As the liver plays a major role in oral drug metabolism, it is clearly mandatory to examine the compound’s safety by screening for possible metabolites generated in the liver. Metabolites generated from metabolic biotransformation processes of phase I need particular safety evaluation. For in vitro assessment, usually liver microsomes are used containing phase I enzymes like the protein family cytochrome P45040. To assess reasonable expectations concerning metabolite induced adverse side effects in humans treated with RD2, chromatographic metabolite profiles of RD2 incubated in human, rat and cynomolgus liver microsomes were compared. We investigated the compound’s metabolism in eight different human liver microsome batches and in two different rat or cynomolgus liver microsome batches each, obtained from three different vendors in total to reveal inter-batch differences. After 24 h of incubation, three potentially human-specific metabolites were found. The two minor metabolites HSM-1 and HSM-2, found in only one of the human liver microsome batches, represented 3 to 5% of the parent compound. Additionally, the major metabolite HSM-3, present in two of the human liver microsome batches, represented 31 to 52% of the parent compound. According to current guidance34, we did not consider HSM-1 and HSM-2 for safety assessment but characterized HSM-3 in detail. HSM-3 was identified as RD2 with the insertion of a methylene bridge between the secondary amine of proline at position 1 and the nitrogen of the peptide bond to threonine at position 2. As described analogously in the literature35,41,42 the 4-imidazolidinone ring with a mass increment of 12 Da was also formed by means of a Schiff-base intermediate after adding formaldehyde to RD2 in water. As liver microsome batches generating HSM-3 were shown to contain substantially more formaldehyde than batches not generating the metabolite, we concluded that HSM-3 is generated by reaction with formaldehyde from contaminated microsome preparations. Moreover, the metabolite was non-toxic and instable and reacted back to the unmodified RD2, a process also described previously43.

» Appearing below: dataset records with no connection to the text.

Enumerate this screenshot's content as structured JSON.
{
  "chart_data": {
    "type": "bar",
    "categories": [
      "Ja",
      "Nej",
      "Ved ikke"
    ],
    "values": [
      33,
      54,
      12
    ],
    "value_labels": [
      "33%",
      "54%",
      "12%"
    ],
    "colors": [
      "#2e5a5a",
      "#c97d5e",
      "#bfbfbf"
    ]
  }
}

The inter-batch differences including the identification of batches with formaldehyde contaminations revealed in the present metabolite study emphasize the importance of carefully investigating differences in metabolite formation in various liver microsome batches.

Conclusion

In summary, we developed an all-D-enantiomeric peptide, which is a promising drug candidate for the oral treatment of Alzheimer’s disease as it is therapeutically active in vivo after oral administration13,14, has a high oral bioavailability15 and is highly resistant against metabolization in the gastrointestinal tract, blood and liver as well as metabolization by the hDAAO. This guarantees a high availability for absorption by the intestine even without protective formulation, increases the systemic availability, presumably contributes to the long terminal half-life of RD2 in the blood described previously15 and prolongs the duration of effectiveness. A high stability is advantageous as it is also accompanied by a low rate of metabolite generation and allows for a safe oral administration of the drug candidate.